Dock reasons according to the model espoused by Phillip Gaskell and others: "Gilman's manuscript has no necessary textual priority, for she would have expected editors to regularize punctuation in accordance with standards of her day. Moreover, Gilman offered no objection to the minor variations from her manuscript, as far as we have been able to discover. In the absence of evidence that Gilman opposed printing-house changes, the first printing stands as the version that best embodies the story Gilman presented to her contemporaries" (55). In my view, Dock fails to acknowledge that "minor variations" are in the eye of the beholder, that Gilman had no means or opportunity of opposing them anyway, and that absence of evidence proves very little.

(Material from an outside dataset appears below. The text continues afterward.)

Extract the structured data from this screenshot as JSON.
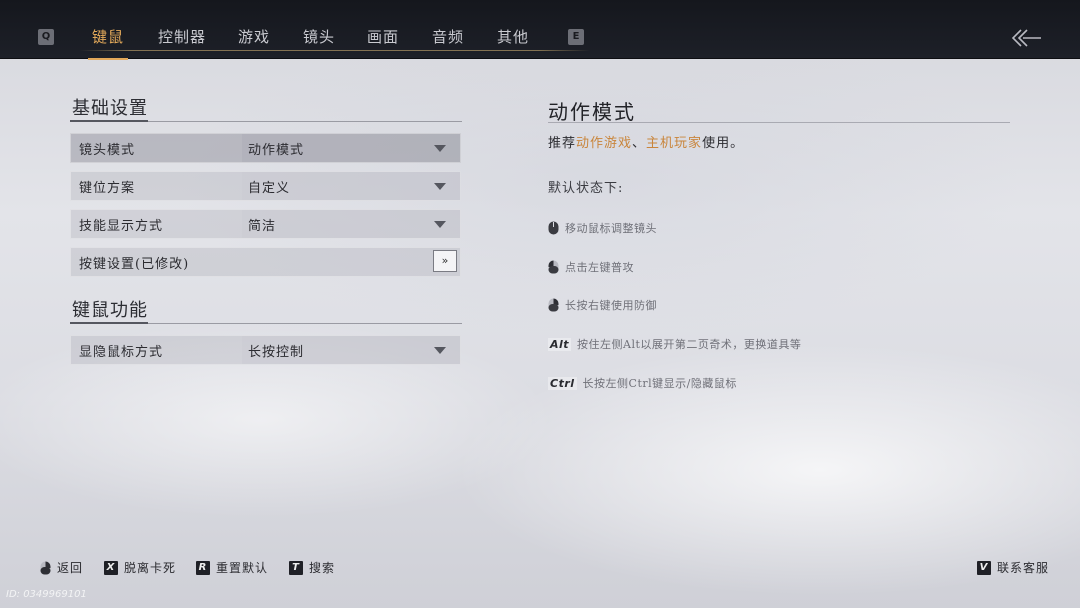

At least one scholar has claimed the author was less than competent in the matter of accidentals. Biographer Ann J. Lane, in her "Preface" to To Herland and Beyond (New York: Pantheon Books, 1990), xiii, states in passing that "The casual relationship to the rules of spelling and grammar evidenced in Charlotte Gilman's writings reflects both her limited formal education and her later articulated belief that such rules were not especially important."

[22]

Richard Feldstein, "Reader, Text, and Ambiguous Referentiality in 'The Yellow Wall-Paper,'" The Captive Imagination: A Casebook on The Yellow Wallpaper ed. Catherine Golden (New York: Feminist Press, 1992), devises an ingenious explanation for Gilman's varying use of "wallpaper," "wall paper," and "wall-paper." He points out that in NEM "there was a perceptible, though random, pattern of word usage: initially, there are three references to wall-paper; then, inexplicably, wallpaper appears five times before the pattern reverses itself and wall-paper is used four times. . . . From Gilman's original manuscript, however, it is apparent that the word(s) wall(-)paper were conceived as a shifter calculated to create ambiguity about a referent that resists analysis, even as the narrator resists her husband's diagnosis and prescription for cure" (308). In other words, Gilman's fluid spelling "in defiance of any unvarying pattern of logic" helped establish the themes of the story. Feldstein's notion argues strongly against regularization of Gilman's accidentals (308-309).

Alfred Bendixen once suggested to me, in accounting for variant forms of "wall-paper," that NEM might have been typeset by multiple compositors. The "random pattern" Feldstein discerned would be consistent with a manuscript division into three "takes" of 19-20 ms. pages each. Further investigation into the theory, which would involve a full comparison of other accidentals in the story and probably surrounding stories in the magazine as well, is beyond the scope of this essay.

[23]

Disregard for an author's paragraphing was not confined to Gilman's experience. In 1914, Theodore Dreiser sent the handwritten manuscript of The "Genius" to a typist: "One of the most pervasive variants in the typescript is the alteration of Dreiser's paragraphing in the holograph, either by dividing a single paragraph into two or more or by combining separate paragraphs into one. . . . the original form is well-nigh always restored [through proofing] in the published version." Louis J. Oldani, "Dreiser's 'Genius' in the Making: Composition and Revision." Studies in Bibliography, 47 (1994), 240.

[24]

Feldstein, informed by his knowledge of MS, surveys some of these arguments and takes exception: "If we read 'The Yellow Wall-Paper' ironically and not simply as a case history of one woman's mental derangement, the narrator's madness becomes questionable, and the question of madness itself, an issue raised as a means of problematizing such a reading" (311).